Los suelos que hoy arrasan son las baldosas hidráulicas y el terrazo

Suelo

Durante mucho tiempo, los interiores estuvieron dominados por superficies uniformes y acabados neutros. La búsqueda de espacios minimalistas hizo que muchos materiales tradicionales quedaran en un segundo plano, considerados propios de otra época. Sin embargo, el diseño de interiores ha dado un giro en los últimos años. Hoy se valoran los materiales con personalidad, aquellos capaces de aportar textura, color y una historia detrás de cada pieza.

Ese cambio explica el regreso de dos grandes clásicos de la arquitectura mediterránea: las baldosas hidráulicas y el terrazo, dos soluciones que han sabido reinventarse para encajar en viviendas contemporáneas, hoteles, restaurantes y espacios comerciales.

El carácter vuelve a imponerse a la uniformidad

Los proyectos actuales buscan diferenciarse. Ya no basta con crear espacios funcionales; también se pretende que transmitan identidad y reflejen el estilo de quienes los habitan o utilizan.

Los pavimentos desempeñan un papel fundamental en ese objetivo. Un suelo puede convertirse en el elemento que vertebra toda la decoración, marcando el tono del resto de materiales, del mobiliario e incluso de la iluminación.

Las baldosas hidráulicas ofrecen una enorme riqueza visual gracias a sus patrones geométricos, florales o inspirados en diseños clásicos. El terrazo, por su parte, aporta una estética más contemporánea, caracterizada por la combinación de fragmentos minerales que crean superficies dinámicas y llenas de matices.

Dos materiales con mucha historia y un futuro prometedor

Aunque ambos materiales cuentan con una larga tradición, su presencia en los proyectos actuales responde a criterios muy diferentes a los de hace décadas.

Las baldosas hidráulicas permiten recuperar la esencia de la arquitectura tradicional sin renunciar a diseños adaptados a las tendencias actuales. Su capacidad para crear composiciones únicas hace que se utilicen tanto en pavimentos como en revestimientos de paredes, cocinas, baños o espacios comerciales.

El terrazo también ha experimentado una profunda renovación. Atrás queda la imagen de los suelos continuos que durante años poblaron edificios públicos y comunidades de vecinos. Las nuevas colecciones juegan con distintos tamaños de árido, combinaciones cromáticas y acabados que aportan elegancia sin perder la resistencia que siempre ha caracterizado a este material.

Materiales que dialogan con cualquier estilo

Uno de los aspectos que más valoran arquitectos e interioristas es la facilidad con la que ambos materiales se integran en proyectos muy distintos.

Una vivienda de inspiración nórdica puede incorporar un pavimento hidráulico para introducir un punto de color. Un restaurante contemporáneo puede recurrir al terrazo para aportar textura sin recargar el ambiente. Incluso en oficinas o espacios comerciales, ambos materiales permiten crear zonas diferenciadas sin necesidad de recurrir a elementos constructivos adicionales.

Esta versatilidad explica que su presencia no deje de crecer tanto en obra nueva como en rehabilitación.

La artesanía recupera protagonismo

El interés por materiales con mayor valor estético también ha impulsado el trabajo de fabricantes especializados que combinan procesos tradicionales con soluciones adaptadas a las exigencias actuales.

Firmas como Demosaica han contribuido a poner en valor este tipo de revestimientos mediante colecciones que reinterpretan la tradición mediterránea desde una mirada contemporánea. Su catálogo reúne baldosas hidráulicas, piezas de terrazo, zellige, terracota y otros materiales que permiten desarrollar proyectos con una marcada personalidad, tanto en viviendas particulares como en espacios destinados al sector de la hostelería o el comercio.

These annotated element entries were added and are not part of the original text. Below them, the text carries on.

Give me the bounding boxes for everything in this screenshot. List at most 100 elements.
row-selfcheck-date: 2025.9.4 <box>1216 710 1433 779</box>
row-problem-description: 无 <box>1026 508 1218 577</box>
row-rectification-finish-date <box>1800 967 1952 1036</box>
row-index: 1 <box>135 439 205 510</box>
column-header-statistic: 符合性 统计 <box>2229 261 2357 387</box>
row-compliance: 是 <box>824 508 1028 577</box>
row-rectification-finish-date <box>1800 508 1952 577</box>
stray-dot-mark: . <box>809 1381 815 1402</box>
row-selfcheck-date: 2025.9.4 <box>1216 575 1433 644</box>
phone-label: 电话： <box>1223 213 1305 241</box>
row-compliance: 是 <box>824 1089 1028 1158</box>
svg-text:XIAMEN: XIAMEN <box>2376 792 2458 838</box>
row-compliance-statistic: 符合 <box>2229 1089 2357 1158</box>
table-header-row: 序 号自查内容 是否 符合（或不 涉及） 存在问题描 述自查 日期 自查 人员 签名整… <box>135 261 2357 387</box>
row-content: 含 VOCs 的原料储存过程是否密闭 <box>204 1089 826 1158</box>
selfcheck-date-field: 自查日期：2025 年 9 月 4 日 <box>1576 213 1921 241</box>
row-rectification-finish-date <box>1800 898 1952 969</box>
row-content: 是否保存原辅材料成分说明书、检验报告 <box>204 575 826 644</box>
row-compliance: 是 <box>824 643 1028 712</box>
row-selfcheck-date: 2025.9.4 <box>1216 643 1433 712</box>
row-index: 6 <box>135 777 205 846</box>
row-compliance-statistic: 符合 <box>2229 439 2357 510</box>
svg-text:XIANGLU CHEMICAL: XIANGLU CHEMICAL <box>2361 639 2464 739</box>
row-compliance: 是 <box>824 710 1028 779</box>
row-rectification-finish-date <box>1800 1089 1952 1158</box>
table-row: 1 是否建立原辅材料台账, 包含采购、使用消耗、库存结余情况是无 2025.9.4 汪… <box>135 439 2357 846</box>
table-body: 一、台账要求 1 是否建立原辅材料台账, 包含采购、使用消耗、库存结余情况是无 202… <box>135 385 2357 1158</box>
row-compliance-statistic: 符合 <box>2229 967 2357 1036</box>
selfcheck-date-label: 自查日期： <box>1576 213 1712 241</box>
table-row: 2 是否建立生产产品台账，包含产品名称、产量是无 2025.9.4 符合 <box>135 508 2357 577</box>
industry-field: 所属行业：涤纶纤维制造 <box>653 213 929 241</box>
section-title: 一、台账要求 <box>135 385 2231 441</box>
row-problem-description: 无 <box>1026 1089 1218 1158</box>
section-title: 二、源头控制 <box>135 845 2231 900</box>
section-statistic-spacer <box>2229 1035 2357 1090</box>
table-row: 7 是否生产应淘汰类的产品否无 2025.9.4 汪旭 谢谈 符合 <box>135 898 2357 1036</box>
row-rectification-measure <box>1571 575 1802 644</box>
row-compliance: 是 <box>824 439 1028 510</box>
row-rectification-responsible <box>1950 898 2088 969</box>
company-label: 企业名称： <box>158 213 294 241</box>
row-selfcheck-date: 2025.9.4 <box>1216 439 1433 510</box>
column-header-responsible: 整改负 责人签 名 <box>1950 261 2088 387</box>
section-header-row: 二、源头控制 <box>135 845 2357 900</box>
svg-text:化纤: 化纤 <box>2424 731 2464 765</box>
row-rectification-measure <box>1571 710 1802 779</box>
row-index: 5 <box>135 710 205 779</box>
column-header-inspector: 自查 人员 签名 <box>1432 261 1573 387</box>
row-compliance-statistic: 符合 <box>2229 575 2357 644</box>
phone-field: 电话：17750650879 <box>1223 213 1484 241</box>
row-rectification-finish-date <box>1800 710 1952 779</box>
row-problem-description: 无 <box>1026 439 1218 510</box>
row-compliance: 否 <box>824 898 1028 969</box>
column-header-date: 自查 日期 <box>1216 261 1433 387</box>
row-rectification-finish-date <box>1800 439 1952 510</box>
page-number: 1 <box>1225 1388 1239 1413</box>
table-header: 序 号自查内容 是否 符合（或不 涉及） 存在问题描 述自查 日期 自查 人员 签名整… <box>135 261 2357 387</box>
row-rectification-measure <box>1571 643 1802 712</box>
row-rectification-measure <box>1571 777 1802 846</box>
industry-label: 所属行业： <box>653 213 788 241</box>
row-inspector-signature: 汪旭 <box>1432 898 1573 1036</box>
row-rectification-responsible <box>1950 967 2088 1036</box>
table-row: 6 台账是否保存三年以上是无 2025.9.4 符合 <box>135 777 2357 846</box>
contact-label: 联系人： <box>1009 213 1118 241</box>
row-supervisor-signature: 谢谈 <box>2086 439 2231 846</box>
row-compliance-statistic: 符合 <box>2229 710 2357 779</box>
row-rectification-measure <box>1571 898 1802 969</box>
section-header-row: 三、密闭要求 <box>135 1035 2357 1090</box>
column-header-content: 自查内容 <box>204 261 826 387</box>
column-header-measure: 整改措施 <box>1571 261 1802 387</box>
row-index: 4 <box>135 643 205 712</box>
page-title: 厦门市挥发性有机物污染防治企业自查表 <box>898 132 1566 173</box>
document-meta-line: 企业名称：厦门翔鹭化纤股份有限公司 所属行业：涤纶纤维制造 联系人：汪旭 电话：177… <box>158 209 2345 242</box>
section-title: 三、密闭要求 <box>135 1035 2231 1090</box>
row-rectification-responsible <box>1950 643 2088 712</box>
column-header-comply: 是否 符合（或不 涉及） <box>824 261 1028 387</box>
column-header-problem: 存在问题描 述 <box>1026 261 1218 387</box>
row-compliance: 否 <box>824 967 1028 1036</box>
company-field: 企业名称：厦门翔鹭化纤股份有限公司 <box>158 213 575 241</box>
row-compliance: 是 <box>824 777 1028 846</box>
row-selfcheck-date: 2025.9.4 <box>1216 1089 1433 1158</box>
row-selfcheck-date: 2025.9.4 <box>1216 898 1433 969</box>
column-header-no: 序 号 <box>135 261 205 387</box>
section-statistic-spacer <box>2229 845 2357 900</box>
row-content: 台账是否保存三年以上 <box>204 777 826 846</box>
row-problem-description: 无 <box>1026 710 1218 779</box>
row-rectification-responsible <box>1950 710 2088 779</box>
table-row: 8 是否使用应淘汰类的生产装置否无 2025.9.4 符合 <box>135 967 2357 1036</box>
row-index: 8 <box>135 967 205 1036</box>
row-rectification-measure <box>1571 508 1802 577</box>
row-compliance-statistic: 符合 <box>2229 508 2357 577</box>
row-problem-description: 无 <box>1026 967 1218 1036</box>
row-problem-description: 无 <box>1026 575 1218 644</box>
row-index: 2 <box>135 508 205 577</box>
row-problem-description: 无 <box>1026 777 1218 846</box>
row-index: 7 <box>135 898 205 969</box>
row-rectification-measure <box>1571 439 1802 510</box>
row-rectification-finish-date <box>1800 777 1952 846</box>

Esta recuperación de técnicas y acabados tradicionales responde a una demanda creciente de materiales capaces de aportar autenticidad y diferenciación.

Elegir un suelo pensando en el largo plazo

Más allá de las tendencias, el pavimento es una de las decisiones con mayor impacto dentro de cualquier proyecto de interiorismo. Se trata de un elemento que acompañará al espacio durante muchos años, por lo que conviene valorar no solo su aspecto estético, sino también su capacidad para envejecer con elegancia.

Tanto las baldosas hidráulicas como el terrazo poseen esa cualidad. Son materiales que no dependen de modas pasajeras y que conservan su atractivo con el paso del tiempo, adaptándose a diferentes estilos decorativos y evolucionando junto al propio espacio.

Quizá esa sea la razón por la que vuelven a ocupar un lugar destacado en la arquitectura contemporánea. No representan una tendencia efímera, sino el regreso de materiales capaces de combinar diseño, durabilidad y una personalidad difícil de replicar con soluciones más convencionales.